On paper, USDT probes are the best way for libraries (and binaries) to provide information for debugging because they can be used programmatically and have no performance overhead until they are measured but unfortunately they are not widely used.

pca006132yesterday at 11:40 PM

Wonder if someone used effect handlers for error logging. Sounds like a natural and modular way of handling this problem.

paulddrapertoday at 1:57 AM

It may be unwise to log errors at low layers but logging informational and debug messages are useful (at least, when the caller enables them).

renewiltordyesterday at 8:38 PM

Conflicting goals for the predominant libraries is what causes this. Log4J2 has a rewrite appender that solves the problem. But if you want zero-copy etc I don’t think there’s such a solution.

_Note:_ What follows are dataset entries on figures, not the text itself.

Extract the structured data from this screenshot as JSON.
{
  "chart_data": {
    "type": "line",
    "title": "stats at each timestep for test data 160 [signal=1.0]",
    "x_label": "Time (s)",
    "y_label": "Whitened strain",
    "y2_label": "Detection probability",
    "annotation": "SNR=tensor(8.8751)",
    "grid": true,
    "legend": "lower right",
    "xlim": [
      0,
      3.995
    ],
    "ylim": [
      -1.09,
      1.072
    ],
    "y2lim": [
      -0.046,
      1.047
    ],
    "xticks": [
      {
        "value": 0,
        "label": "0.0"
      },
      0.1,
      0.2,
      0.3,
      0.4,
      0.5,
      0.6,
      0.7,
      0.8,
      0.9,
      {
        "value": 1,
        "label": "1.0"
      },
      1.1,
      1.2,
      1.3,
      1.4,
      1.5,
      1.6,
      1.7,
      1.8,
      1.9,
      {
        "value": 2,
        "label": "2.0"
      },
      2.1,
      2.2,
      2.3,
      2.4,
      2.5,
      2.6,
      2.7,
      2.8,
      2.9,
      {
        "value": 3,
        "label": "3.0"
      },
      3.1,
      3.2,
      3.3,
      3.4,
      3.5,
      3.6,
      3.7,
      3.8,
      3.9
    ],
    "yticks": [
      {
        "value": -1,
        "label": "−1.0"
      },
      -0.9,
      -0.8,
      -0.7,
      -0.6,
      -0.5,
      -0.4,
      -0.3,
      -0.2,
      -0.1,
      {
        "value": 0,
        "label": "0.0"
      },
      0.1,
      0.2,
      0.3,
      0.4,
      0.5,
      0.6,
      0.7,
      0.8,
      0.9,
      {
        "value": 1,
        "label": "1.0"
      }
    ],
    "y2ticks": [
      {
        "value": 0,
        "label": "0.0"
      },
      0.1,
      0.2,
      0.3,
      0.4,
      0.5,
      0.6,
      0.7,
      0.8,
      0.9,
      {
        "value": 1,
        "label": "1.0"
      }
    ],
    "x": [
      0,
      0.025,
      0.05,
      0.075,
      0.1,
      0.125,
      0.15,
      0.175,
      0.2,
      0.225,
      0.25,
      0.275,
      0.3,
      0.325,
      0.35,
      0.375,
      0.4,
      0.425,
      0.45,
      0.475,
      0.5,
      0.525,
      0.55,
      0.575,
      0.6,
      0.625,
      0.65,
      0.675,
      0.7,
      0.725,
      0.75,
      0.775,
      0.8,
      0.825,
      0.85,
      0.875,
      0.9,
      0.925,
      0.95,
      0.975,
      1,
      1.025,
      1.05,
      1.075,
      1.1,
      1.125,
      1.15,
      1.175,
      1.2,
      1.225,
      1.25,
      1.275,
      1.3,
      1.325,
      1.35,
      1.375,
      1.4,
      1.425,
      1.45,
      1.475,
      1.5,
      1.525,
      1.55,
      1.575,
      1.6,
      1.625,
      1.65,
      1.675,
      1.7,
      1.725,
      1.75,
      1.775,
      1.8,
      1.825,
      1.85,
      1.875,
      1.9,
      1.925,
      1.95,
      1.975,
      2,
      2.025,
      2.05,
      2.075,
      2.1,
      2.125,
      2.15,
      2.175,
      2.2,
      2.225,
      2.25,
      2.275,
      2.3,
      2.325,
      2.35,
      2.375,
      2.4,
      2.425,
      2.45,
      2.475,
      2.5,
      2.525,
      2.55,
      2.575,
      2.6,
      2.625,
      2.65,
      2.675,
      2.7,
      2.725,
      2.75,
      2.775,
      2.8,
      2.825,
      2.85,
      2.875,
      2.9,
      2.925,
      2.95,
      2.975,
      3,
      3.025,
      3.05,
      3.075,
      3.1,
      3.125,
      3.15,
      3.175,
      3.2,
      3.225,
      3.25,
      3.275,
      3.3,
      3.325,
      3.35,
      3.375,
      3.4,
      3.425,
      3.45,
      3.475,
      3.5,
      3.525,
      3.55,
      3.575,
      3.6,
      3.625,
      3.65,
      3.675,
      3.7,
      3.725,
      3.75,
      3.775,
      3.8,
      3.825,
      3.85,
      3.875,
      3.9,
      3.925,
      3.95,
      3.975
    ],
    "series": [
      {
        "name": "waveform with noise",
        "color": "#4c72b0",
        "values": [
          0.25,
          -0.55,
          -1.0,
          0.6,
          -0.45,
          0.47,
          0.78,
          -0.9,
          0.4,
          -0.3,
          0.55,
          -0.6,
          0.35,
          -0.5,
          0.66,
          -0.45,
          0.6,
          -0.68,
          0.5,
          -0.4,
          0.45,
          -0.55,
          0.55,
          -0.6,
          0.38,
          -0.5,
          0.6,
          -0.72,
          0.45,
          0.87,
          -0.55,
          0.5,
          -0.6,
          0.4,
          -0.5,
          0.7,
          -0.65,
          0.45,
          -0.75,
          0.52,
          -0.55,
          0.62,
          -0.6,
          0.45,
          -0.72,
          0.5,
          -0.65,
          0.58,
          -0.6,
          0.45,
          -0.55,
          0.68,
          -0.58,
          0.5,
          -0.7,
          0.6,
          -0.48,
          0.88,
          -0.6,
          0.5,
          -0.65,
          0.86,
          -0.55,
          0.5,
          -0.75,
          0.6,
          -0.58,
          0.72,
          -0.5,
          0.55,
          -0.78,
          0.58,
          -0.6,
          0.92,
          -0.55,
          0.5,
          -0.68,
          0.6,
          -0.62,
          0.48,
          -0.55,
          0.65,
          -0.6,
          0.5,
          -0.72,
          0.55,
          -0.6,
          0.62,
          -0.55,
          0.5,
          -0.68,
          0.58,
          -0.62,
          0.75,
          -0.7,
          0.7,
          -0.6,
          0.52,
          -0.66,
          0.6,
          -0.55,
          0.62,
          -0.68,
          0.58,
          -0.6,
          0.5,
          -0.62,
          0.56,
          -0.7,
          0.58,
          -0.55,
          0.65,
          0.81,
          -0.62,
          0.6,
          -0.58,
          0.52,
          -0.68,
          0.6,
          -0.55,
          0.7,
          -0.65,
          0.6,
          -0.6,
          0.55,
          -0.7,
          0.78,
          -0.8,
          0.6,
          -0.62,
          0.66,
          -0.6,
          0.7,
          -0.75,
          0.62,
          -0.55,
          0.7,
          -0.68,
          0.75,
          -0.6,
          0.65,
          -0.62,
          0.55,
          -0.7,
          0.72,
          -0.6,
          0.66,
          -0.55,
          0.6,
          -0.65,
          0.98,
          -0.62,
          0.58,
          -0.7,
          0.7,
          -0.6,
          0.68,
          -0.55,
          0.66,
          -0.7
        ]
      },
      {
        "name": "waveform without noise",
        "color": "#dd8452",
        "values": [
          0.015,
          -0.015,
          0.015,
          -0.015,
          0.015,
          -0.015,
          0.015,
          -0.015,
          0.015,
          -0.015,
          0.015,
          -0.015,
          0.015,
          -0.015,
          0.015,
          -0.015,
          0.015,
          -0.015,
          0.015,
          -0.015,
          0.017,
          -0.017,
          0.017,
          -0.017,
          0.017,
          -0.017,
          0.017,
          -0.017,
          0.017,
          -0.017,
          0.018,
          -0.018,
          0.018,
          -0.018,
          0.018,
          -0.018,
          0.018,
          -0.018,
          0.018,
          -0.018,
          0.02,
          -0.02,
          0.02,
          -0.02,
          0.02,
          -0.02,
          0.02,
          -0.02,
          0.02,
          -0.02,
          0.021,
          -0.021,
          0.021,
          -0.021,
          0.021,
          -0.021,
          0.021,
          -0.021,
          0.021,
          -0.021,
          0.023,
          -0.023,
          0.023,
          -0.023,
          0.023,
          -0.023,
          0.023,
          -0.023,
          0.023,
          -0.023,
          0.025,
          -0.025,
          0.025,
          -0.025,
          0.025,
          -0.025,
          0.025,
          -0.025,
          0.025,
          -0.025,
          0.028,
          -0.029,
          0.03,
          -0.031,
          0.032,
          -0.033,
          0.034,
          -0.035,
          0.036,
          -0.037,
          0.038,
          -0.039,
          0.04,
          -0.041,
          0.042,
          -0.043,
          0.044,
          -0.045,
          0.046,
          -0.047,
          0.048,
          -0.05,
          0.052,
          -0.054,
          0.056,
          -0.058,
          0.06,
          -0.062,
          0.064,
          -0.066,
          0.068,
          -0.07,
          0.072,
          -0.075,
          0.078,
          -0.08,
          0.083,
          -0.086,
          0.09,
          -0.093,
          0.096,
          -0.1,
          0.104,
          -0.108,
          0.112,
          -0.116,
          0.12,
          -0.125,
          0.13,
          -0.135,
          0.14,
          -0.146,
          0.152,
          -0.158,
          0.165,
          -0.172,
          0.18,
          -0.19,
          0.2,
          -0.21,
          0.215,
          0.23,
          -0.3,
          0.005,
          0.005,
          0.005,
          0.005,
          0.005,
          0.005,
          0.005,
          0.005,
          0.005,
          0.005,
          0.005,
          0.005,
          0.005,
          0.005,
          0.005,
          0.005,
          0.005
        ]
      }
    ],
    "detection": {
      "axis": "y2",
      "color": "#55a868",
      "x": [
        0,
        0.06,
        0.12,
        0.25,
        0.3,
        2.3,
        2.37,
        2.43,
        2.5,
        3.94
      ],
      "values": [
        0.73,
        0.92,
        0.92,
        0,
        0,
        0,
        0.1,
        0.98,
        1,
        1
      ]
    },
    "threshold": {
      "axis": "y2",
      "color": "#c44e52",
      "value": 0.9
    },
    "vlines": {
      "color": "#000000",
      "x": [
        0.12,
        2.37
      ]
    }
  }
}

echelonyesterday at 6:46 PM

You need a tuple: (context, level)

The application owner should be able to adjust the contexts up or down. This is the point of ownership and where responsibility over which logs matter is handled.

A library author might have ideas and provide useful suggestions, but it's ultimately the application owner who decides. Some libraries have huge blast radius and their `error` might be your `error` too. In other contexts, it could just be a warning. Library authors should make a reasonable guess about who their customer is and try to provide semantic, granular, and controllable failure behavior.

As an example, Rust's logging ecosystem provides nice facilities for fine-grained tamping down of errors by crate (library) or module name. Other languages and logging libraries let you do this as well.

That capability just isn't adopted everywhere.